FAI CEO David Courell didn't hold back: "We believe this would be the best Final in the competition's history." Bold claim. But Dublin has some genuine track record to lean on — the city hosted the men's Europa League finals in both 2011 and 2024, and has seven games pencilled in for Euro 2028. This isn't a first-timer making a speculative pitch.
Why Dublin's case is stronger than it looks
The FAI's bid comes with government backing through the Department of Culture, Communications and Sport, plus Dublin City Council. That institutional support matters when UEFA evaluates these things — it's not just about the stadium, it's about the whole operation around it.

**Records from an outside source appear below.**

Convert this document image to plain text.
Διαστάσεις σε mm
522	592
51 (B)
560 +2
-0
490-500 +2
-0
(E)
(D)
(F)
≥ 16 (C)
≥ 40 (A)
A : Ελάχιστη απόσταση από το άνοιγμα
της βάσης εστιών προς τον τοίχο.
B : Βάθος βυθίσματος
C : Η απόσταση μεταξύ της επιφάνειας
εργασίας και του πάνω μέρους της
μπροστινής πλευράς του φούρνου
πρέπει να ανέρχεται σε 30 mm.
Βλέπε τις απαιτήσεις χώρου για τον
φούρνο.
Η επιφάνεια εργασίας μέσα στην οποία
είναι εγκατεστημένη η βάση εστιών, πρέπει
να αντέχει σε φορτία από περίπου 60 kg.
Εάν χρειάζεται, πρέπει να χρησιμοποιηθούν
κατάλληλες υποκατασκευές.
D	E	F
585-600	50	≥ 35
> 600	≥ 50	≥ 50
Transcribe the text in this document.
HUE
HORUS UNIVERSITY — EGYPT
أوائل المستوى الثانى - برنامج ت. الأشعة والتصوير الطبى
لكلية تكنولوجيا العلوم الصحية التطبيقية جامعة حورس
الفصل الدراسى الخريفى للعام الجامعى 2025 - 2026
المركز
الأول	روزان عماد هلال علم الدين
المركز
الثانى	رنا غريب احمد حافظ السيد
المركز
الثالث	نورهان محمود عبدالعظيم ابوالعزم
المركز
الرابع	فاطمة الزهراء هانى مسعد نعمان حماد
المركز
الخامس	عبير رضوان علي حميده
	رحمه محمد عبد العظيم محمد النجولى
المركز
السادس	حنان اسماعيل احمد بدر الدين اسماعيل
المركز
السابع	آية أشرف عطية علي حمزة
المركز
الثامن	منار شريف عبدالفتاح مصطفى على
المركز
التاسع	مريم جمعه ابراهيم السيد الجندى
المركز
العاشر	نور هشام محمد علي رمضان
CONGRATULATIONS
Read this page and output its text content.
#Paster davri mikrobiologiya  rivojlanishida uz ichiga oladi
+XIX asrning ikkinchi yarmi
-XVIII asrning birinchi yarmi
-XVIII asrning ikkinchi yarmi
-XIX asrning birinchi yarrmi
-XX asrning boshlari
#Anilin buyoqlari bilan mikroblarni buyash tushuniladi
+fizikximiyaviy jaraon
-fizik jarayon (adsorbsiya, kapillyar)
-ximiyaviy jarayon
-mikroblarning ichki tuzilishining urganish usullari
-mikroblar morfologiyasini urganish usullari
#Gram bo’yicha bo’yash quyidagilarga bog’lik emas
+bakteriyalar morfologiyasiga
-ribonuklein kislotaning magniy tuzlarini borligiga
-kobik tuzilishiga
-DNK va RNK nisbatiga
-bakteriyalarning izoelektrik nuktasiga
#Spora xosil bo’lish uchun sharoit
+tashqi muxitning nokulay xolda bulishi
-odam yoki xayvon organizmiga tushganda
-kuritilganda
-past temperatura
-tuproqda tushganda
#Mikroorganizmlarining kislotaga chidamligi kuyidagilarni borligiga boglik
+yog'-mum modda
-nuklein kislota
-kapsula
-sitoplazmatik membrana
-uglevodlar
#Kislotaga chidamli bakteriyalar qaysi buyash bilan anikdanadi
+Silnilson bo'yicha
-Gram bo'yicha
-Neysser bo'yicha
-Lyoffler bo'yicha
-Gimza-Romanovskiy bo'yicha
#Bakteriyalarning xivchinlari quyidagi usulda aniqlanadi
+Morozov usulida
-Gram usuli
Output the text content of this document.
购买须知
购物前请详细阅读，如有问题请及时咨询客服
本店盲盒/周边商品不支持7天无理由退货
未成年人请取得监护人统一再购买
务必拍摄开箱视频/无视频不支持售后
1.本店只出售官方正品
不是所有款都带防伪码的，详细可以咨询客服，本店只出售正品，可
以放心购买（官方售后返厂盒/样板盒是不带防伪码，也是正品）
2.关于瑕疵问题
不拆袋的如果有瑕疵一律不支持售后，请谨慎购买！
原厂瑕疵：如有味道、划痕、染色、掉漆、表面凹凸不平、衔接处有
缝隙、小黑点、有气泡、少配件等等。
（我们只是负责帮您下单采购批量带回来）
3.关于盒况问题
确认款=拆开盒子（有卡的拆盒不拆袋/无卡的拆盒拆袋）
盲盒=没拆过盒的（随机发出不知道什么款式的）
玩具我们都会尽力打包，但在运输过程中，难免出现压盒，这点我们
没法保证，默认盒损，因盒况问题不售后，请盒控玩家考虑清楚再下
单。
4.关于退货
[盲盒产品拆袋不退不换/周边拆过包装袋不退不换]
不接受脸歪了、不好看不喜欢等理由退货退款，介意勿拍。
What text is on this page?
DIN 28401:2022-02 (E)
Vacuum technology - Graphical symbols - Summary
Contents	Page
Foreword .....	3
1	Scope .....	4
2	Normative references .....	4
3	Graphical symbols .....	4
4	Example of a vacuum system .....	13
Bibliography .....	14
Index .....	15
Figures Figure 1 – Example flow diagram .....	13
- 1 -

The women's game angle is where this gets genuinely interesting. Ireland's women's national team drew 241,987 fans across home games in the last three years. Participation in women's football has jumped 79% since 2023. Hosting a Champions League final wouldn't just be a prestige event — it could accelerate a trend that's already moving fast.
There's also a personal connection. Four Irish women have won the Women's Champions League — Emma Byrne, Ciara Grant, Yvonne Tracy, and Katie McCabe — and 11 Irish clubs have competed in qualifying rounds since the competition launched. This isn't a country trying to buy its way onto the women's football map. It's already on it.
The competition
Dublin isn't alone in this. Three other venues declared interest back in October: Cardiff's Millennium Stadium, Parc Olympique Lyonnais in France, and St. Jakob-Park in Basel. Lyon is the obvious heavyweight — it's practically the spiritual home of European women's club football. Cardiff and Basel bring their own strong stadium credentials.
So Dublin is competing against serious operators. But the bid has shape, political support, and a domestic women's football story that's moving in the right direction. Whether UEFA agrees is another matter entirely — and that answer comes in September.